Hal yang menjadi sorotannya kata Jonan bahwa dia merasa operasional kilang nasional yang selama ini dilakukan secara tidak efisien. Bahkan permasalahan ini telah menjadi pembicaraannya dengan Presiden Jokowi.

“Kilang beroperasi 800 ribu Bph. Tapi kapasitasnya 1,16 juta Bph. ini sudah bertahun-tahun tidak tumbuh. Arahan Presiden sekurangnya kebutuhan nasional kapasitas kilangnya harus sama. Memang ada yang bilang, kapasitas kilang kita ini sudah tidak efisien. Ya dibikin efisien. Wong tadinya besar kok,” jelas Jonan di Jakarta, Senin (19/12/2016)

Selanjutnya dia mencontoh Chevron Corporation (perusahaan minyak raksasa asal Amerika Serikat) sudah berusia 150 tahun, namun hanya memiliki kapitalisasi pasar USD 222 miliar.
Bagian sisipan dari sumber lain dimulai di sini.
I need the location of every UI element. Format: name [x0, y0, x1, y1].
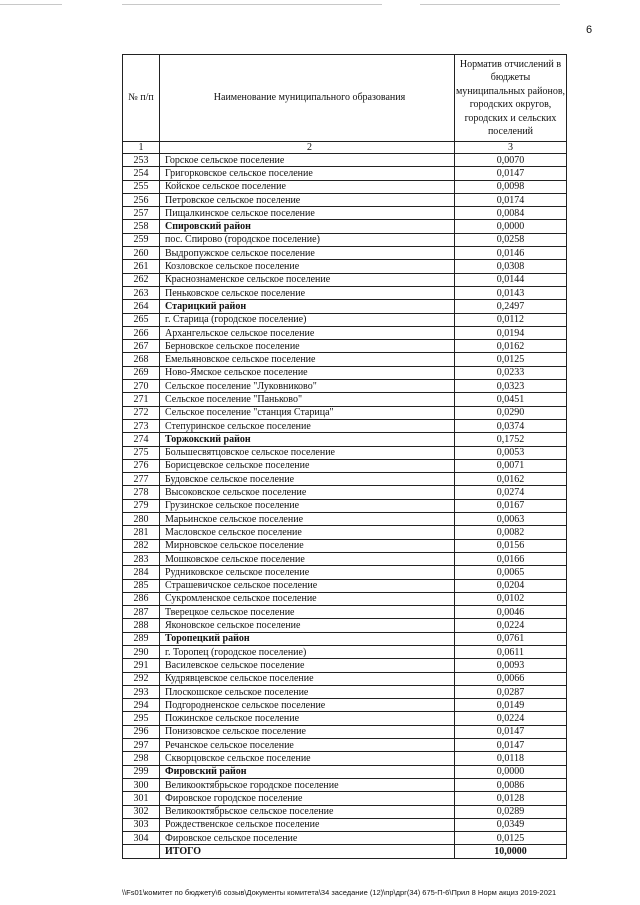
row-municipality: Марьинское сельское поселение: [160, 513, 455, 526]
row-number: 270: [123, 380, 160, 393]
table-row: [123, 486, 567, 499]
row-number: 256: [123, 193, 160, 206]
row-number: 254: [123, 167, 160, 180]
row-number: 271: [123, 393, 160, 406]
table-row: [123, 592, 567, 605]
row-municipality: Фировский район: [160, 765, 455, 778]
row-number: 295: [123, 712, 160, 725]
row-norm-value: 0,0093: [455, 659, 567, 672]
row-norm-value: 0,0156: [455, 539, 567, 552]
table-row: [123, 260, 567, 273]
table-row: [123, 685, 567, 698]
row-municipality: Петровское сельское поселение: [160, 193, 455, 206]
row-norm-value: 0,0128: [455, 792, 567, 805]
row-number: 296: [123, 725, 160, 738]
table-row: [123, 765, 567, 778]
table-row: [123, 632, 567, 645]
table-row: [123, 725, 567, 738]
row-number: 281: [123, 526, 160, 539]
table-row: [123, 193, 567, 206]
table-row: [123, 459, 567, 472]
row-norm-value: 0,0349: [455, 818, 567, 831]
row-municipality: г. Торопец (городское поселение): [160, 645, 455, 658]
table-row: [123, 380, 567, 393]
row-norm-value: 0,0098: [455, 180, 567, 193]
table-row: [123, 699, 567, 712]
row-norm-value: 0,0194: [455, 326, 567, 339]
row-norm-value: 0,0147: [455, 739, 567, 752]
table-row: [123, 406, 567, 419]
row-number: 263: [123, 286, 160, 299]
table-index-row: [123, 142, 567, 154]
row-municipality: Великооктябрьское городское поселение: [160, 778, 455, 791]
table-row: [123, 619, 567, 632]
row-norm-value: 0,0112: [455, 313, 567, 326]
page-number: 6: [586, 24, 593, 36]
total-label: ИТОГО: [160, 845, 455, 858]
row-number: 260: [123, 247, 160, 260]
scan-artifact-line: [420, 4, 560, 5]
row-norm-value: 0,0070: [455, 154, 567, 167]
table-row: [123, 499, 567, 512]
table-row: [123, 513, 567, 526]
row-number: 287: [123, 606, 160, 619]
table-row: [123, 326, 567, 339]
row-number: 257: [123, 207, 160, 220]
table-row: [123, 672, 567, 685]
row-number: 293: [123, 685, 160, 698]
row-number: 261: [123, 260, 160, 273]
row-number: 291: [123, 659, 160, 672]
table-row: [123, 526, 567, 539]
row-norm-value: 0,0000: [455, 220, 567, 233]
row-number: 282: [123, 539, 160, 552]
row-number: 298: [123, 752, 160, 765]
row-number: 266: [123, 326, 160, 339]
row-number: 292: [123, 672, 160, 685]
table-row: [123, 566, 567, 579]
row-norm-value: 0,0118: [455, 752, 567, 765]
row-norm-value: 0,0046: [455, 606, 567, 619]
table-row: [123, 313, 567, 326]
row-municipality: Плоскошское сельское поселение: [160, 685, 455, 698]
row-municipality: Сельское поселение "станция Старица": [160, 406, 455, 419]
table-row: [123, 286, 567, 299]
total-row: [123, 845, 567, 858]
row-municipality: Торопецкий район: [160, 632, 455, 645]
row-municipality: пос. Спирово (городское поселение): [160, 233, 455, 246]
row-number: 274: [123, 433, 160, 446]
header-norm: Норматив отчислений в бюджеты муниципальных районов, городских округов, городских и сельских поселений: [455, 55, 567, 142]
row-norm-value: 0,0082: [455, 526, 567, 539]
row-municipality: Пищалкинское сельское поселение: [160, 207, 455, 220]
row-municipality: Понизовское сельское поселение: [160, 725, 455, 738]
index-cell-3: 3: [455, 142, 567, 154]
row-number: 299: [123, 765, 160, 778]
table-row: [123, 167, 567, 180]
row-norm-value: 0,0066: [455, 672, 567, 685]
row-number: 294: [123, 699, 160, 712]
table-row: [123, 792, 567, 805]
table-row: [123, 645, 567, 658]
row-norm-value: 0,0147: [455, 167, 567, 180]
row-norm-value: 0,0290: [455, 406, 567, 419]
table-row: [123, 579, 567, 592]
norms-table: [122, 54, 567, 859]
total-number: [123, 845, 160, 858]
row-number: 279: [123, 499, 160, 512]
row-norm-value: 0,0084: [455, 207, 567, 220]
row-municipality: Масловское сельское поселение: [160, 526, 455, 539]
row-number: 265: [123, 313, 160, 326]
row-norm-value: 0,0102: [455, 592, 567, 605]
row-municipality: Фировское сельское поселение: [160, 832, 455, 845]
row-municipality: Сукромленское сельское поселение: [160, 592, 455, 605]
row-norm-value: 0,0289: [455, 805, 567, 818]
row-norm-value: 0,0761: [455, 632, 567, 645]
row-municipality: Великооктябрьское сельское поселение: [160, 805, 455, 818]
scan-artifact-line: [0, 4, 62, 5]
row-number: 277: [123, 473, 160, 486]
row-municipality: Страшевичское сельское поселение: [160, 579, 455, 592]
table-row: [123, 180, 567, 193]
row-number: 283: [123, 552, 160, 565]
row-number: 267: [123, 340, 160, 353]
table-row: [123, 233, 567, 246]
table-row: [123, 340, 567, 353]
row-municipality: Рождественское сельское поселение: [160, 818, 455, 831]
index-cell-2: 2: [160, 142, 455, 154]
row-municipality: Грузинское сельское поселение: [160, 499, 455, 512]
row-municipality: Берновское сельское поселение: [160, 340, 455, 353]
table-row: [123, 247, 567, 260]
row-municipality: Пожинское сельское поселение: [160, 712, 455, 725]
row-number: 278: [123, 486, 160, 499]
row-number: 289: [123, 632, 160, 645]
row-municipality: Койское сельское поселение: [160, 180, 455, 193]
row-municipality: Архангельское сельское поселение: [160, 326, 455, 339]
row-number: 304: [123, 832, 160, 845]
row-norm-value: 0,0146: [455, 247, 567, 260]
file-path-footer: \\Fs01\комитет по бюджету\6 созыв\Документы комитета\34 заседание (12)\пр\дрг(34) 675-П-6\Прил 8 Норм акциз 2019-2021: [122, 888, 557, 897]
table-row: [123, 433, 567, 446]
row-number: 290: [123, 645, 160, 658]
row-norm-value: 0,0000: [455, 765, 567, 778]
total-value: 10,0000: [455, 845, 567, 858]
row-norm-value: 0,0162: [455, 473, 567, 486]
row-norm-value: 0,0611: [455, 645, 567, 658]
row-municipality: Сельское поселение "Луковниково": [160, 380, 455, 393]
row-municipality: Речанское сельское поселение: [160, 739, 455, 752]
table-row: [123, 539, 567, 552]
table-row: [123, 739, 567, 752]
row-norm-value: 0,0258: [455, 233, 567, 246]
header-municipality: Наименование муниципального образования: [160, 55, 455, 142]
table-row: [123, 207, 567, 220]
row-municipality: Высоковское сельское поселение: [160, 486, 455, 499]
table-row: [123, 818, 567, 831]
row-norm-value: 0,1752: [455, 433, 567, 446]
row-number: 297: [123, 739, 160, 752]
row-municipality: Яконовское сельское поселение: [160, 619, 455, 632]
row-norm-value: 0,0274: [455, 486, 567, 499]
row-norm-value: 0,0125: [455, 832, 567, 845]
row-number: 280: [123, 513, 160, 526]
row-municipality: Спировский район: [160, 220, 455, 233]
row-norm-value: 0,0233: [455, 366, 567, 379]
table-header-row: [123, 55, 567, 142]
row-norm-value: 0,0086: [455, 778, 567, 791]
row-number: 258: [123, 220, 160, 233]
row-norm-value: 0,0071: [455, 459, 567, 472]
row-municipality: Скворцовское сельское поселение: [160, 752, 455, 765]
row-municipality: Степуринское сельское поселение: [160, 419, 455, 432]
row-norm-value: 0,0144: [455, 273, 567, 286]
row-number: 301: [123, 792, 160, 805]
table-row: [123, 606, 567, 619]
row-norm-value: 0,0053: [455, 446, 567, 459]
row-norm-value: 0,0143: [455, 286, 567, 299]
row-municipality: Мирновское сельское поселение: [160, 539, 455, 552]
row-municipality: Старицкий район: [160, 300, 455, 313]
row-municipality: Ново-Ямское сельское поселение: [160, 366, 455, 379]
table-row: [123, 446, 567, 459]
index-cell-1: 1: [123, 142, 160, 154]
table-row: [123, 552, 567, 565]
table-row: [123, 419, 567, 432]
table-row: [123, 805, 567, 818]
row-municipality: Торжокский район: [160, 433, 455, 446]
table-row: [123, 832, 567, 845]
row-norm-value: 0,0224: [455, 619, 567, 632]
row-municipality: Будовское сельское поселение: [160, 473, 455, 486]
row-municipality: Выдропужское сельское поселение: [160, 247, 455, 260]
table-row: [123, 366, 567, 379]
table-row: [123, 778, 567, 791]
row-norm-value: 0,0166: [455, 552, 567, 565]
row-municipality: Подгородненское сельское поселение: [160, 699, 455, 712]
row-norm-value: 0,0287: [455, 685, 567, 698]
row-municipality: Тверецкое сельское поселение: [160, 606, 455, 619]
table-body: [123, 154, 567, 859]
row-municipality: Краснознаменское сельское поселение: [160, 273, 455, 286]
row-number: 259: [123, 233, 160, 246]
row-norm-value: 0,0162: [455, 340, 567, 353]
row-municipality: Рудниковское сельское поселение: [160, 566, 455, 579]
row-municipality: Горское сельское поселение: [160, 154, 455, 167]
row-municipality: Мошковское сельское поселение: [160, 552, 455, 565]
table-row: [123, 473, 567, 486]
table-row: [123, 659, 567, 672]
row-norm-value: 0,0204: [455, 579, 567, 592]
row-norm-value: 0,0063: [455, 513, 567, 526]
header-number: № п/п: [123, 55, 160, 142]
row-norm-value: 0,0451: [455, 393, 567, 406]
row-norm-value: 0,0147: [455, 725, 567, 738]
table-row: [123, 154, 567, 167]
row-number: 268: [123, 353, 160, 366]
table-row: [123, 220, 567, 233]
table-row: [123, 353, 567, 366]
row-municipality: Козловское сельское поселение: [160, 260, 455, 273]
row-municipality: Григорковское сельское поселение: [160, 167, 455, 180]
row-number: 262: [123, 273, 160, 286]
table-row: [123, 300, 567, 313]
row-municipality: Сельское поселение "Паньково": [160, 393, 455, 406]
row-number: 284: [123, 566, 160, 579]
row-norm-value: 0,0374: [455, 419, 567, 432]
row-number: 288: [123, 619, 160, 632]
row-municipality: Василевское сельское поселение: [160, 659, 455, 672]
table-row: [123, 273, 567, 286]
row-municipality: Емельяновское сельское поселение: [160, 353, 455, 366]
row-municipality: Фировское городское поселение: [160, 792, 455, 805]
table-row: [123, 752, 567, 765]
row-norm-value: 0,0224: [455, 712, 567, 725]
row-norm-value: 0,0308: [455, 260, 567, 273]
row-municipality: Борисцевское сельское поселение: [160, 459, 455, 472]
row-number: 264: [123, 300, 160, 313]
table-row: [123, 393, 567, 406]
row-norm-value: 0,0065: [455, 566, 567, 579]
row-number: 286: [123, 592, 160, 605]
row-norm-value: 0,0167: [455, 499, 567, 512]
row-number: 303: [123, 818, 160, 831]
row-norm-value: 0,0149: [455, 699, 567, 712]
row-norm-value: 0,0174: [455, 193, 567, 206]
scan-artifact-line: [122, 4, 382, 5]
row-municipality: Большесвятцовское сельское поселение: [160, 446, 455, 459]
row-norm-value: 0,0125: [455, 353, 567, 366]
row-number: 255: [123, 180, 160, 193]
row-norm-value: 0,2497: [455, 300, 567, 313]
row-municipality: Пеньковское сельское поселение: [160, 286, 455, 299]
row-number: 272: [123, 406, 160, 419]
row-number: 275: [123, 446, 160, 459]
table-row: [123, 712, 567, 725]
row-norm-value: 0,0323: [455, 380, 567, 393]
row-number: 253: [123, 154, 160, 167]
row-number: 302: [123, 805, 160, 818]
row-municipality: г. Старица (городское поселение): [160, 313, 455, 326]
row-number: 300: [123, 778, 160, 791]
row-number: 276: [123, 459, 160, 472]
row-number: 273: [123, 419, 160, 432]
row-number: 285: [123, 579, 160, 592]
row-municipality: Кудрявцевское сельское поселение: [160, 672, 455, 685]
row-number: 269: [123, 366, 160, 379]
Berbeda denga Face Book yang baru berusia 10 tahun telah memiliki nilai pasar USD 348 miliar.

Kedua perbedaan itu menurutnya disebabkan kemampuan efisiensi suatu usaha. Maka dari itu, selaras dengan kemauan Presiden Jokowi, dirinya akan membuat pengelolaan migas dilakukan dengan seefisien mungkin.

“Kenapa Chevron begitu? Ini berarti industri ini tidak kompetitif menurut saya. Harus lebih kompetitif lagi. Message yang ingin kami teruskan, Presiden ingin semua sektor industri makin lama makin kompetitif,” ucap Jonan.

Untuk itu, kata dia diantaranya upaya yang dilakukan adalah efisiensi sektor migas yaitu dengan mengeluarkan skema kontrak baru sebagi pengganti skema Producer Sharing Contract (PSC) cost recovery.

“Tidak ada tujuannya skema baru untuk membuat susah satu dan lain pihak, ini supaya lebih fair saja. Semua industri harus efisien ke depan,” pungkas Jonan.